The thermal and dynamical tropopause definition in baroclinic wave life-cycles

In this study we introduce a new tropopause definition, based on mixing considerations, and discuss the effect of baroclinic wave-breaking on tropopause height and sharpness. Accurate identification of the tropopause is important for many applications ranging from estimates of dynamical stratosphere-troposphere exchange to the retrieval of atmospheric composition. However, current definitions of the tropopause rely an empirically chosen threshold values. Moreover the evolution of the thermal and the dynamical tropopause during a baroclinic wave life-cycle is not consistent.
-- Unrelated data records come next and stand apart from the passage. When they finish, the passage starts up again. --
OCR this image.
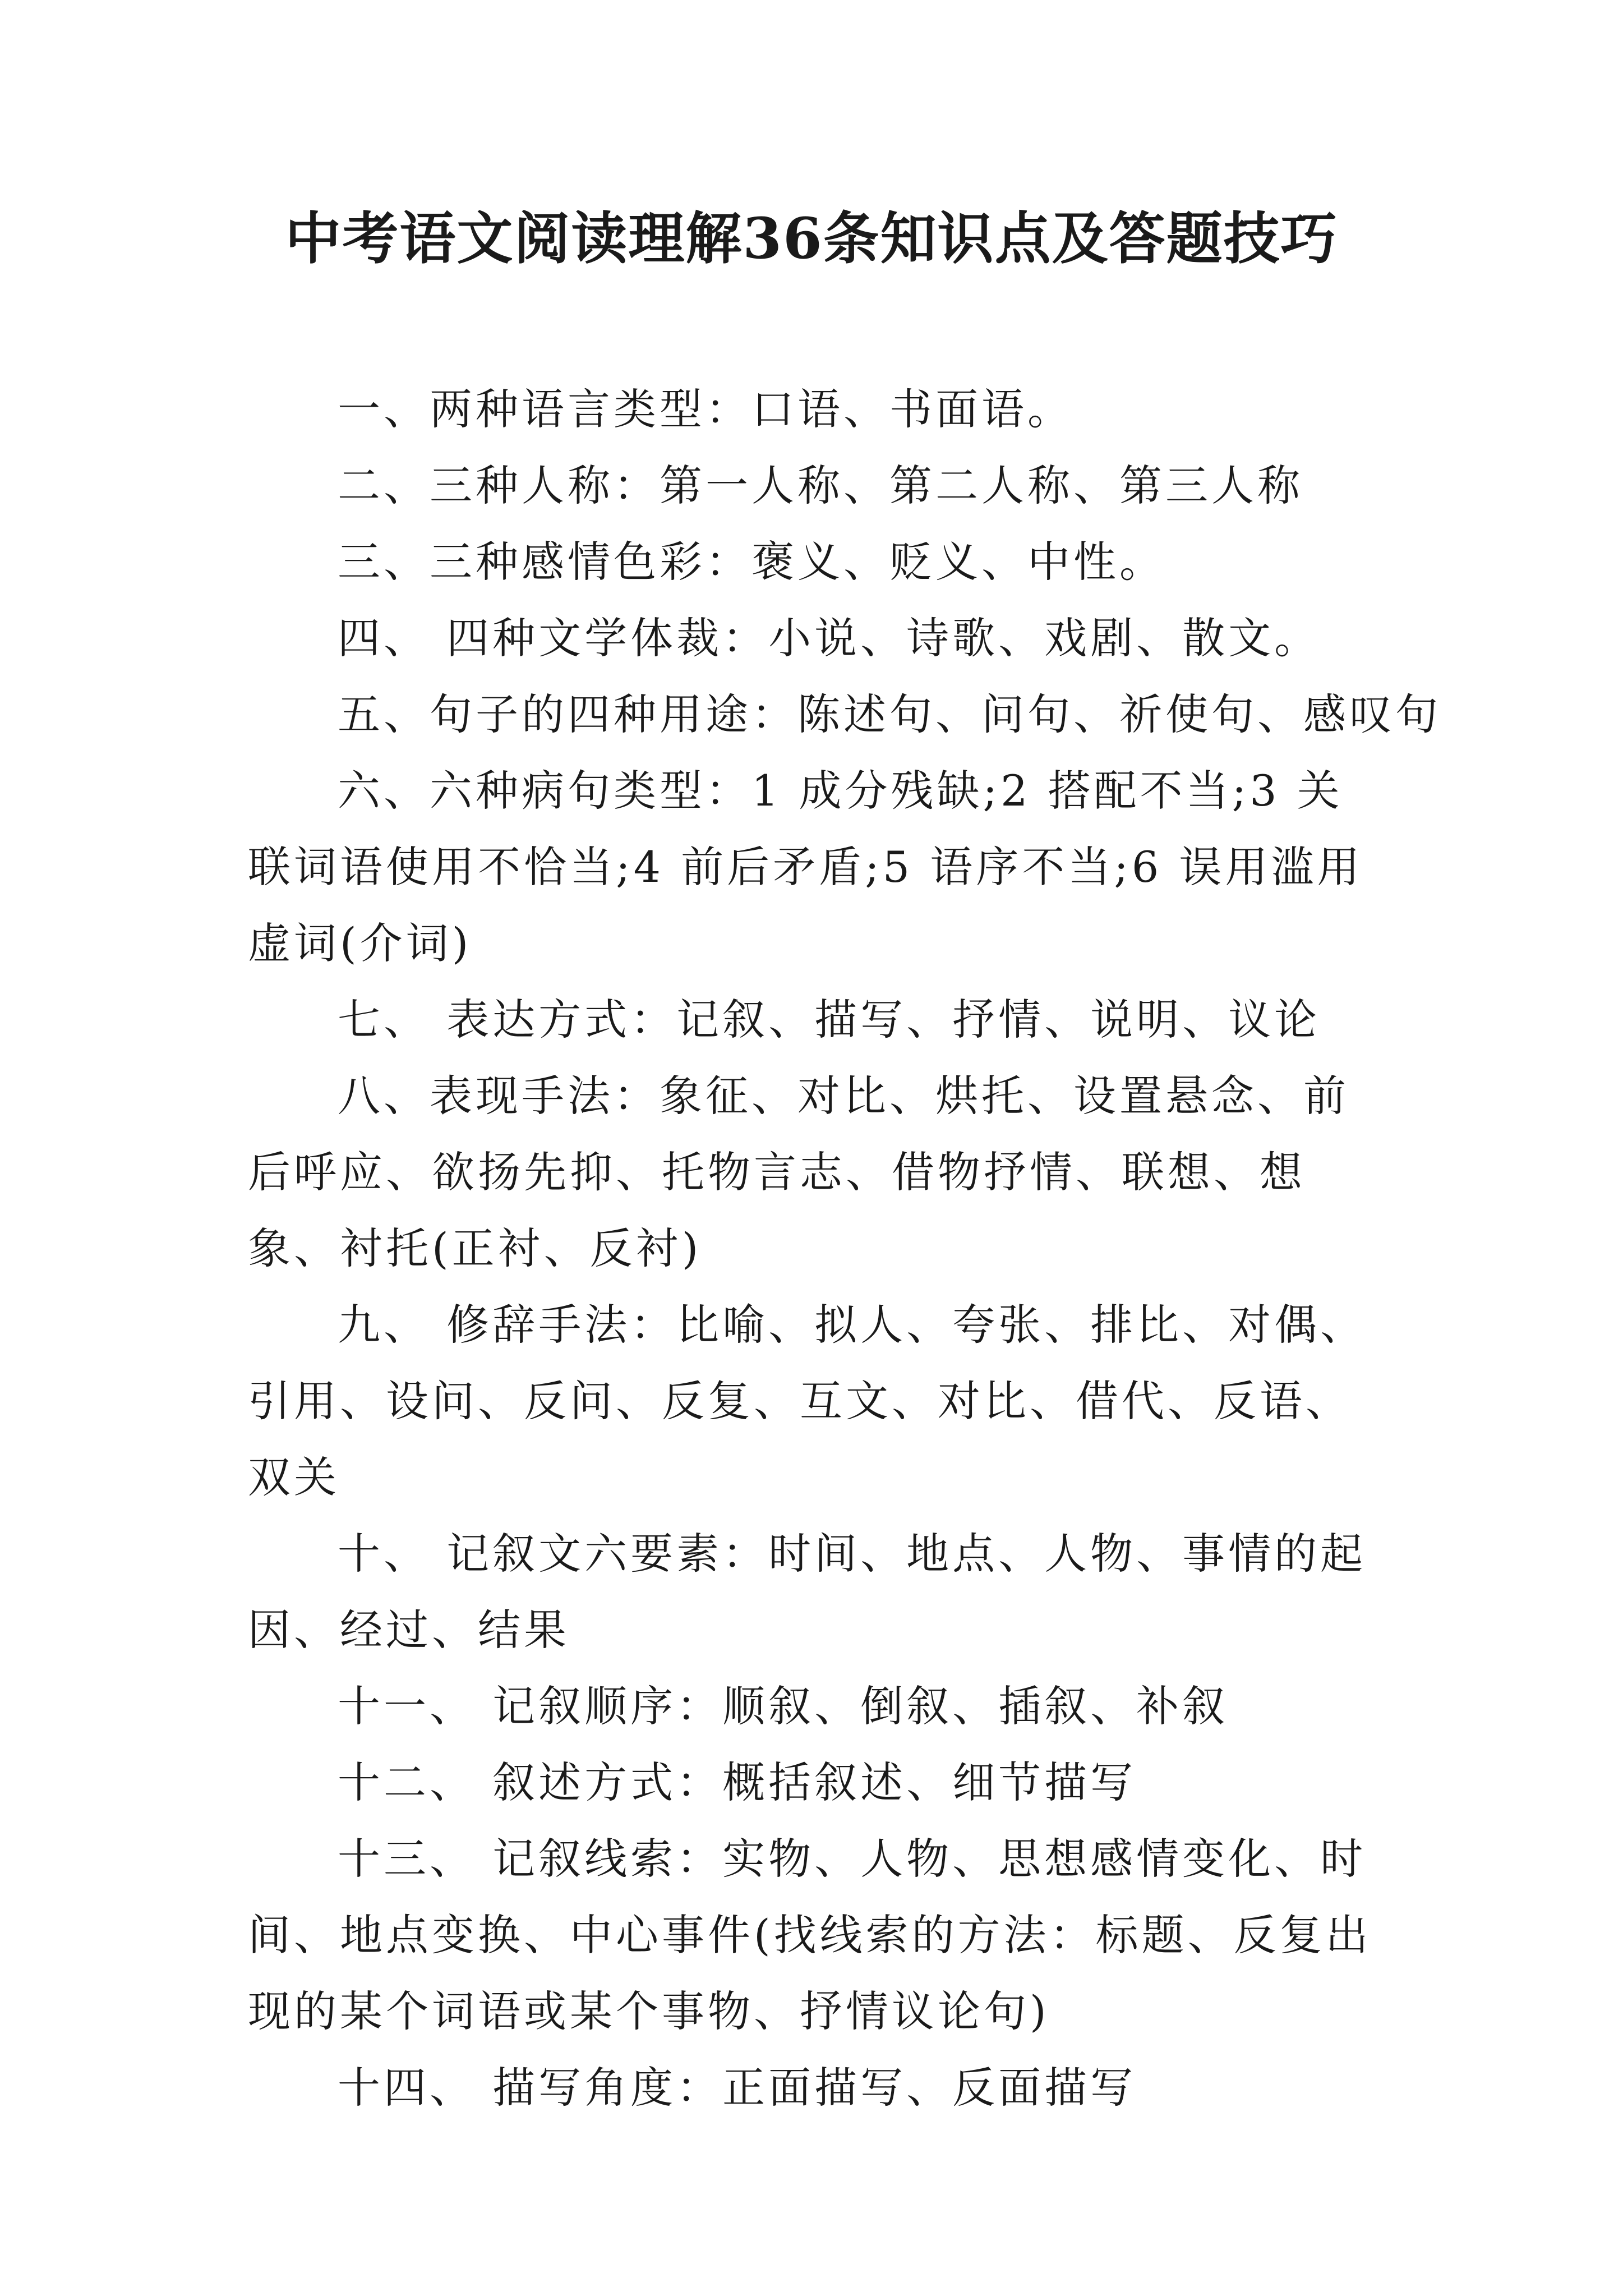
中考语文阅读理解36条知识点及答题技巧

一、两种语言类型：口语、书面语。

二、三种人称：第一人称、第二人称、第三人称

三、三种感情色彩：褒义、贬义、中性。

四、 四种文学体裁：小说、诗歌、戏剧、散文。

五、句子的四种用途：陈述句、问句、祈使句、感叹句

六、六种病句类型：1 成分残缺;2 搭配不当;3 关联词语使用不恰当;4 前后矛盾;5 语序不当;6 误用滥用虚词(介词)

七、 表达方式：记叙、描写、抒情、说明、议论

八、表现手法：象征、对比、烘托、设置悬念、前后呼应、欲扬先抑、托物言志、借物抒情、联想、想象、衬托(正衬、反衬)

九、 修辞手法：比喻、拟人、夸张、排比、对偶、引用、设问、反问、反复、互文、对比、借代、反语、双关

十、 记叙文六要素：时间、地点、人物、事情的起因、经过、结果

十一、 记叙顺序：顺叙、倒叙、插叙、补叙

十二、 叙述方式：概括叙述、细节描写

十三、 记叙线索：实物、人物、思想感情变化、时间、地点变换、中心事件(找线索的方法：标题、反复出现的某个词语或某个事物、抒情议论句)

十四、 描写角度：正面描写、反面描写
Here we propose an objective way to identify the tropopause that does not rely on an empirically chosen parameter. The physical basis of our method is a change in mixing characteristics, which is reflected in the gradients of materially conserved quantities. Potential temperature can be used to define an equivalent to the thermal tropopause, and PV to define a dynamical tropopause. Using this method, we provide an analysis of the tropopause evolution during baroclinic wave--breaking in high resolution ECMWF analysis data and idealized baroclinic life--cycle experiments. The height and sharpness of the tropopause shows high spatial and temporal variability and we find a net tropopause rise during wave--breaking. Furthermore, we show that the tropopause, defined according to our method, characterizes the vertical structure much better, and the evolution of the dynamical and thermal tropopause is more consistent; major differences are limited to regions where the tropopause is physically not meaningful. Finally we comment on some implications for stratosphere-troposphere exchange and the fine-scale structure of the tropopause.